All receipts and expenses relating to a partner in an SLP must be included in the partnership return. If individual or company partners are also members of Lloyd’s in their own right any expenses relating to their own membership of Lloyd’s must be taken into account separately in their own return, as such partners conduct two separate trades, one as an underwriting member of Lloyd’s and the other as a partner in an underwriting business carried on by an SLP.
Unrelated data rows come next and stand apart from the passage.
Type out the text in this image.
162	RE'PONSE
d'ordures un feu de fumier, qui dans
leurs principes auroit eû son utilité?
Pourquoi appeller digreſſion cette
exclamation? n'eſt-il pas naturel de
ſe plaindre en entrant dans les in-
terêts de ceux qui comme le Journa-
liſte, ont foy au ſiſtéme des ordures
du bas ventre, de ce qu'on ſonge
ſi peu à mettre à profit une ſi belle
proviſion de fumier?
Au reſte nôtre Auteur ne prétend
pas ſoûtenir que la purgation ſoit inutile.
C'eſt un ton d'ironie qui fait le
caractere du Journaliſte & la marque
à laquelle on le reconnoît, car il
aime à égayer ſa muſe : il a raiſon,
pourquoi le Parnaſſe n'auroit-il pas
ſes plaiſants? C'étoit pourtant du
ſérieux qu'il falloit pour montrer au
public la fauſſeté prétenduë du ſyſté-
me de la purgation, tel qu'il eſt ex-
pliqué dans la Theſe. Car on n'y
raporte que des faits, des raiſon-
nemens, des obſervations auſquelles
The only corporate partners in SLPs which have so far been set
up are general partners. Computations for these partners are mainly
fairly straightforward as income and gains are not attributed to
the general partner. The general partner may in practice only
receive a fixed fee from the other partners. In some cases the
general partner receives no partnership income. In these cases,
fees are paid directly to the corporate parent involved in
management of the SLPs.
Should a company become a limited partner in a SLP, for the
purpose of computing the profits of the corporate partner the SLP
is regarded as if it were itself a corporate member of
Lloyd’s. The normal rules about corporate members in FA94 and
the relevant regulations are then applied (subject to the
modifications described below) and the proportion of the resulting
profit or loss that corresponds to the share of the commercial
profit or loss allocated to the corporate partners taken together
is allocated among the corporate partners.
If any of the members of the partnership are non-UK resident, it is necessary to complete a third Partnership Statement and associated pages treating the partnership as though it were an individual not resident in the UK, but only if this would result in different figures. This will be the case where any of the members of the partnership are not ordinarily resident and non- domiciled. This is because gains or losses on FOTRA securities are excluded from UK tax for non-resident and non-domiciled individuals by FA96/S154 (2), and are therefore excluded from the computation of partnership profits.